Boehm Philip, Roediger Sven, Bismuto Alessandro, Morandi Bill
Laboratorium für Organische Chemie, ETH Zürich, Vladimir-Prelog-Weg 3, HCI, 8093, Zürich, Switzerland.
Angew Chem Int Ed Engl. 2020 Oct 5;59(41):17887-17896. doi: 10.1002/anie.202005891. Epub 2020 Aug 13.
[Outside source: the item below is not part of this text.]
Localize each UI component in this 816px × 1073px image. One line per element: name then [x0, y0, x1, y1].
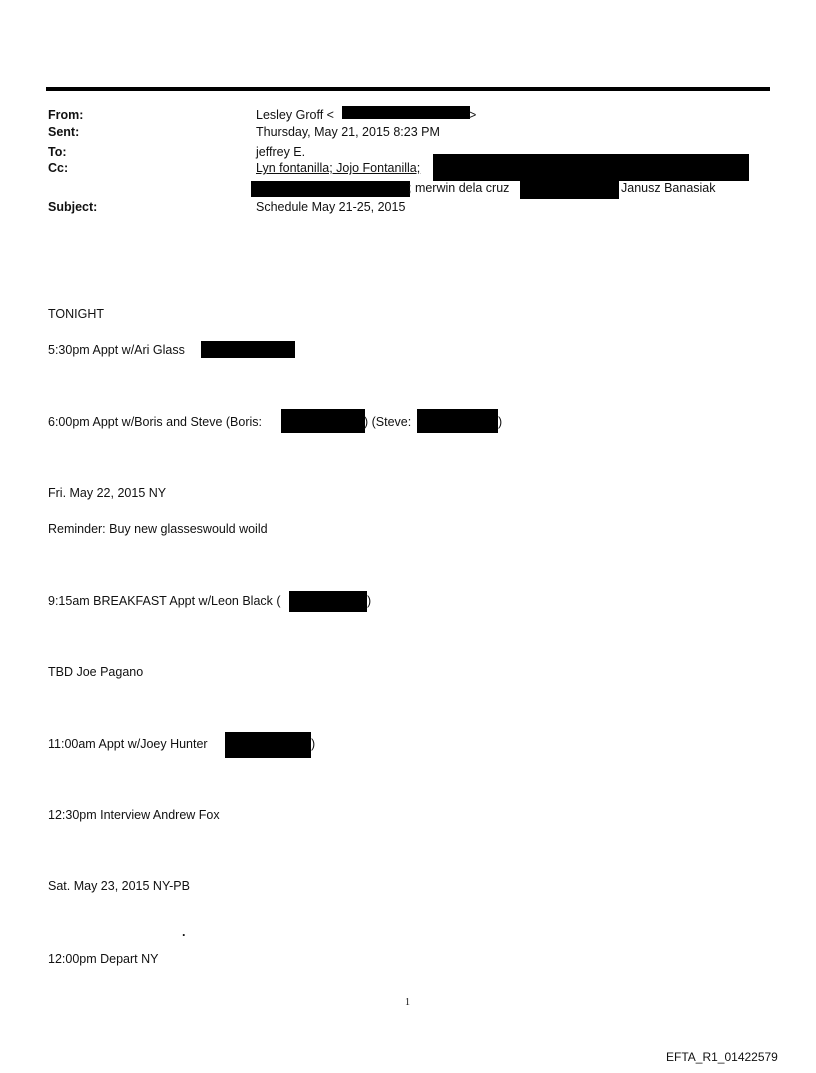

An efficient palladium-catalyzed chlorocarbonylation of aryl (pseudo)halides that gives access to a wide range of carboxylic acid derivatives has been developed. The use of butyryl chloride as a combined CO and Cl source eludes the need for toxic, gaseous carbon monoxide, thus facilitating the synthesis of high-value products from readily available aryl (pseudo)halides. The combination of palladium(0), Xantphos, and an amine base is essential to promote this broadly applicable catalytic reaction. Overall, this reaction provides access to a great variety of carbonyl-containing products through in situ transformation of the generated aroyl chloride. Combined experimental and computational studies support a reaction mechanism involving in situ generation of CO.
已开发出一种高效的钯催化芳基(拟)卤化物的氯羰基化反应,该反应可用于制备多种羧酸衍生物。使用丁酰氯作为一氧化碳和氯的组合来源,无需使用有毒的气态一氧化碳,从而便于从易得的芳基(拟)卤化物合成高价值产品。钯(0)、Xantphos和胺碱的组合对于促进这种广泛适用的催化反应至关重要。总体而言,该反应通过原位转化生成的芳酰氯,可制备多种含羰基的产物。实验和计算研究相结合支持了一种涉及一氧化碳原位生成的反应机理。